It is dark this morning. Not just the time of the morning it is, but the sky has a darkness to it that won't be repelled by sunrise in another hour. It is grey, and chilly this morning, but not yet cold. October, right now, seems hung by a fine thread, a balancing act, between leaving summer and committing to winter. It's indecisiveness, it's inability to decide where to put its mark most, is something I can identify with right now. So, fight it or embrace it, it is a dark morning. Accept it might be the best middle ground.For October. For me.
I am up, dressed and ready for work an hour early this morning. I'm not sure why. What to do with it. I could go to school. There's plenty to do there, always an extra hour, or twenty, needed. But that would mean leaving the dogs an hour early, and I hate to do that. They're such good company, and I believe they need mine too. I stand at the front shutterless, curtainless, windows, still bare of any coverings since I haven't finished painting the trim yet, and look out at the dark world in front of my house. The house across the street, where there are two good parents with two good kids, is lit enough so that I know they are up and getting the boys ready for school, and themselves ready for work. I know both boys will be fed breakfast before mom takes them up to school, and I know their lunches are packed, and their clothes will match, and their hair will be combed. And I know mom will kiss them goodbye in the car, at least the little one, and wish them a good day. She'll probably tell them to be good, too.
The house next to theirs is dark. No one is up and around there. It is a different house, a different world, right next door. Those kids have it rough. No one will feed them breakfast, check their clothes, muss their hair, or tell them to have a good day. When all six kids from both houses are out on the sidewalk after school, on weekends, the playing field is level. They are all kids. When they return indoors to their respective houses, long after dark for the kids in the house on the right, they return to different countries, one at peace, the other at war, and the four kids in that house have been the casualties since their births.
A school bus decelerates down the street to the left, and leans into the corner turn, off to pick up children from good and bad houses, and bring them to us within the hour. Another car makes the turn, its headlights piercing the gloomy dark morning, and I wonder, idly, where it is going, and whether I would like to be going there, too. Where would I like to go this morning?
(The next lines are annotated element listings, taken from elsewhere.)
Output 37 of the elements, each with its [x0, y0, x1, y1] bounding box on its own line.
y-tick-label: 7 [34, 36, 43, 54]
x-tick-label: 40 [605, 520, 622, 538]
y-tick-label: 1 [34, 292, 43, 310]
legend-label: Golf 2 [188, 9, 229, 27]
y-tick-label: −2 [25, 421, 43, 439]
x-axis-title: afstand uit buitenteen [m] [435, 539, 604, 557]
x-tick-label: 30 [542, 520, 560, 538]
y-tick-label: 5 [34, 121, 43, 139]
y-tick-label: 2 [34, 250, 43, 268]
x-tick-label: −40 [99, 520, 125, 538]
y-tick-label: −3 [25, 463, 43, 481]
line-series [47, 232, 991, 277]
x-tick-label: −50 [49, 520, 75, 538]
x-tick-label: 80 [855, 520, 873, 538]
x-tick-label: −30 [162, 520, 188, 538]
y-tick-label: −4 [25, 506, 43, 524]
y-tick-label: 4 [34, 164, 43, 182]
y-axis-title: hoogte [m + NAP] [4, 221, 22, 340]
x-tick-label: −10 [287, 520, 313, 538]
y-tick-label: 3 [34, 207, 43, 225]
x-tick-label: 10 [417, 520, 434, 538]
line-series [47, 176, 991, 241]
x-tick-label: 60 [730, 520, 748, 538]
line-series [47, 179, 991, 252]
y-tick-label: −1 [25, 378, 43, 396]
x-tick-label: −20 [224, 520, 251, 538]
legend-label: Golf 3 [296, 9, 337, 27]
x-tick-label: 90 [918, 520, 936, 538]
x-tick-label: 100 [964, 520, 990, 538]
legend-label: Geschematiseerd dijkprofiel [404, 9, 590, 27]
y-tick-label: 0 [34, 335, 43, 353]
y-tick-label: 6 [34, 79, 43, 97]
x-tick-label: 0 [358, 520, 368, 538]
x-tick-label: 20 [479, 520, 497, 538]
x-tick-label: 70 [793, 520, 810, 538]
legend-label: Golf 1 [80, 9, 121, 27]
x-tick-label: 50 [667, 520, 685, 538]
I don't even know.
My second cup of coffee is poured, and I'm grateful that this extra time this morning means that I will get to drink it here, at home, with my dogs for company, and while it's hot. Most mornings I take the second cup to school with me, and by the time I'm able to drink, it's already lukewarm. I'm used to cold coffee, but it doesn't mean I like it. The sky is lightening a bit, enough to see that I was right, and heavy grey clouds are hanging grumpily above the almost bare trees across the street. There is now a light behind the two upstairs bedroom windows in the other house across the street, which means someone is awake over there, at least. Most likely the kids have their own alarms, and have gotten themselves up. I hope they have a good day. I hope they get enough to eat at school and it fills them up for awhile. I hope that someone loves them, just a little bit, today.
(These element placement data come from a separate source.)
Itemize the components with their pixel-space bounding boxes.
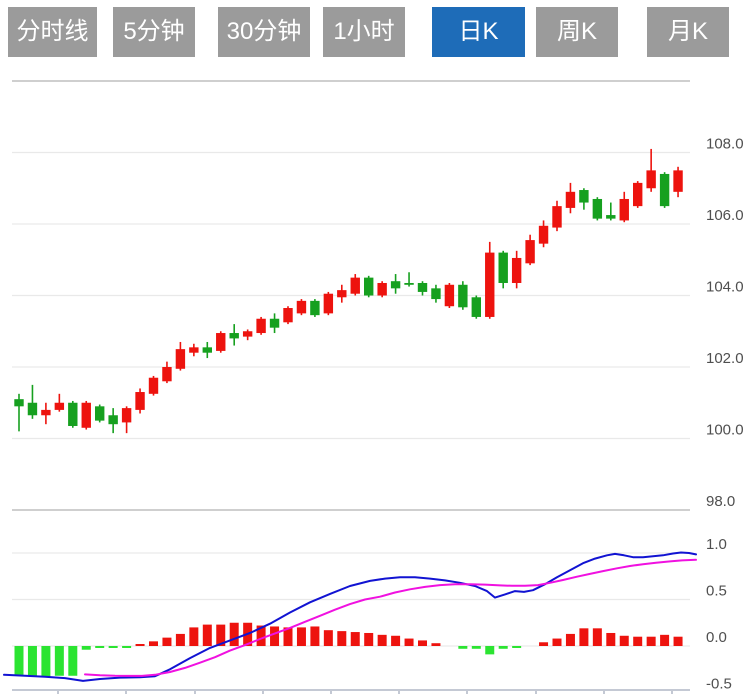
svg-text:1.0: 1.0 [706, 536, 727, 553]
svg-text:102.0: 102.0 [706, 350, 744, 367]
x-axis [12, 689, 690, 694]
svg-text:106.0: 106.0 [706, 207, 744, 224]
macd-axis-labels: 1.0 0.5 0.0 -0.5 [706, 536, 732, 693]
svg-text:98.0: 98.0 [706, 493, 735, 510]
macd-histogram [14, 622, 683, 677]
tab-30min[interactable]: 30分钟 [218, 7, 310, 57]
tab-monthly-k[interactable]: 月K [647, 7, 729, 57]
price-axis-labels: 108.0 106.0 104.0 102.0 100.0 98.0 [706, 136, 744, 511]
dif-line [3, 551, 697, 682]
candle-series [14, 148, 683, 434]
svg-text:108.0: 108.0 [706, 136, 744, 153]
price-gridlines [12, 80, 690, 511]
svg-text:0.0: 0.0 [706, 629, 727, 646]
tab-daily-k[interactable]: 日K [432, 7, 525, 57]
svg-text:0.5: 0.5 [706, 583, 727, 600]
tab-1hour[interactable]: 1小时 [323, 7, 405, 57]
tab-weekly-k[interactable]: 周K [536, 7, 618, 57]
dea-line [84, 558, 697, 677]
tab-timeline[interactable]: 分时线 [8, 7, 97, 57]
tab-5min[interactable]: 5分钟 [113, 7, 195, 57]
svg-text:104.0: 104.0 [706, 279, 744, 296]
svg-text:100.0: 100.0 [706, 422, 744, 439]
timeframe-tabs: 分时线 5分钟 30分钟 1小时 日K 周K 月K [0, 0, 755, 64]
svg-text:-0.5: -0.5 [706, 676, 732, 693]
Sparticus, the rooster, the king-of-my-coop rooster, for there are three, has just begun to crow. I guess the darkness of the morning has led him to a late start this day. Soon, he and his harem of hens will be out scratching in the dirt, looking for cold worms. I hope they find some this morning. One of the cats has given herself a bath, and curled up in a tight little ball, wedged in to the back of the couch, where I would bet she will be most of the day. It is that kind of a day today. The dogs are busy chewing bones I gave them when I sat down with my coffee, and that will keep them all busy for at least another few moments. Then, as I begin my day again in public, with all the noise and chaos that I hate, they, too, will curl up and snooze the rest of the day away. Oh, they'll guard the house occasionally with their frantic and ferocious sounding barking, but when the squirrell on the Birch scampers off, or the errant stray wandering through our front yard has gone on about his business down the street, they, too, will curl up and go back to dozing until I return home eight hours from now.
It's only been an extra hour this morning, but what a gift for my thoughts, and my heart, it's been. An hour spent with hot coffee, dogs, and my own musings, makes me realize there really was no other way to have spent this hour. Silly that I stood at the window in the dark so long looking for one, looking for some other way to have filled it. Some way that mattered more. I don't think there could have been one. At least not today.